En quelques pages, chaque portrait permet de découvrir non seulement l’environnement social et culturel dans lequel ces scientifiques ont évolué, mais également les épreuves et les obstacles qu’ils ont dû traverser, ainsi que des épisodes relativement peu connus de leur parcours personnel ou professionnel.

Au fil du parcours, on croise notamment la figure patriarcale d’Adolf Johann Friedrich Wilhelm Von Bayer, fils d’un officier prussien qui mit au point la synthèse de l’indigo et régna en maître sur son laboratoire jusqu’à l’âge de 80 ans. Celle d’Alan Jay Heeger, lauréat de l’année 2000, qui découvrit le principe des polymères conducteurs (utilisés notamment pour la fabrication de diodes électroluminescentes ou d’écrans vidéo) de manière tout à fait fortuite, suite à une erreur de manipulation en laboratoire. «Dominant son siècle de sa stature de géant», Ilya Prigorine y trouve également sa place, au côté de personnages parfois moins enthousiasmants, à l’instar de Fritz Haber, père de l’hypérite (le sinistre gaz moutarde utilisé durant la Première Guerre mondiale) qui fut distingué par le comité de Stockholm en 1918.

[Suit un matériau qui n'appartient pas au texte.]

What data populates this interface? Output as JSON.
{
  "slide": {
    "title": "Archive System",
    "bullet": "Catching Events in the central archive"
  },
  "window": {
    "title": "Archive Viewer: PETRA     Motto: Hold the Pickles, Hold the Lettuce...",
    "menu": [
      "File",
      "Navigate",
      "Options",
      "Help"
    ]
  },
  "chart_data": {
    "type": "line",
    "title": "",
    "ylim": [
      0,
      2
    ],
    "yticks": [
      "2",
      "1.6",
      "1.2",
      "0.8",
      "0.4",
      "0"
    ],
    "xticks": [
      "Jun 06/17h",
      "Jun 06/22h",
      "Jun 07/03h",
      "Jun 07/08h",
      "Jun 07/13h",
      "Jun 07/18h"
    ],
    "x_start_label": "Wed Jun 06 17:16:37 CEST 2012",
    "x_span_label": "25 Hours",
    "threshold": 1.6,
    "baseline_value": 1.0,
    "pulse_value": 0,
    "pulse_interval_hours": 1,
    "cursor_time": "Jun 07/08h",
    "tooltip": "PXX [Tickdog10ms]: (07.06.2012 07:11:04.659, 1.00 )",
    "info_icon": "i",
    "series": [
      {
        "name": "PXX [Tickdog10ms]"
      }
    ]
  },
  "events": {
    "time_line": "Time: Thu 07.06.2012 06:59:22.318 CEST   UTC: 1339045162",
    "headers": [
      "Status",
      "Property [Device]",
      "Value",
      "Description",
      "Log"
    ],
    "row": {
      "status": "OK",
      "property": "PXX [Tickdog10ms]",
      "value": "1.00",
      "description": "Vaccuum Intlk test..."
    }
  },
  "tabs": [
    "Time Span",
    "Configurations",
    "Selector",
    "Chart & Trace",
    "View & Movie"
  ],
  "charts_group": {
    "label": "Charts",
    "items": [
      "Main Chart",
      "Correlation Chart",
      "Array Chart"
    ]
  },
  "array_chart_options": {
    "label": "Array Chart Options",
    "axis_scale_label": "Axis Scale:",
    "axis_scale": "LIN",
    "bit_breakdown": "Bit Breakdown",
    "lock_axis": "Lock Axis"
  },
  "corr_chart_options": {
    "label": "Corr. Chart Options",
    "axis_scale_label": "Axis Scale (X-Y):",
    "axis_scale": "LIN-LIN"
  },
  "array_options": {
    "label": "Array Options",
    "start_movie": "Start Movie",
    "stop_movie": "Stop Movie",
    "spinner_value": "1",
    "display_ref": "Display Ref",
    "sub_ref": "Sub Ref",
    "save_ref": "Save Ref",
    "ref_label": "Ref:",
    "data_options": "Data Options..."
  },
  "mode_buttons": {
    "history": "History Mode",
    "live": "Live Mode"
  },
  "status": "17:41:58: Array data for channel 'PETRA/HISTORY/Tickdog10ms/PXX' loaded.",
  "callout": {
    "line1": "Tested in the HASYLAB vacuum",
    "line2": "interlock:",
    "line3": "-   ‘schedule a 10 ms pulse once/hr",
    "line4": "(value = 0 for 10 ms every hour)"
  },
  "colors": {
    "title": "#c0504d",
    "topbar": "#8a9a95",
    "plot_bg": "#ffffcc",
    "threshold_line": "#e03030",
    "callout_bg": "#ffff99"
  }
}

Tous les protagonistes du livre - ou presque - ont un cependant un point commun: celui d’avoir connu l’exil. Une expérience qui, selon Isaac Benguigui, n’est pas sans influence sur leur trajectoire: «A la douleur de cette séparation et de ce déracinement s’ajoute l’urgence d’une nécessaire intégration et d’un «dépassement de soi-même» qui s’exprime par une volonté surhumaine de s’adapter à un monde nouveau dans un contexte souvent hostile, angoissant, inhabituel et incertain», écrit ainsi l’auteur.

Quant à expliquer pourquoi ce rôle émancipateur est revenu à la science, Isaac Benguigui évoque d’une part le rapport très particulier que la tradition judaïque entretient avec le savoir et, de l’autre, un argument plus prosaïque: «Peut-être est-ce dû au fait que le savoir est la seule chose dont on ne peut pas se voir privé.»

Les Nobels juifs de chimie, par Isaac Benguigui, Slatkine, 235 p.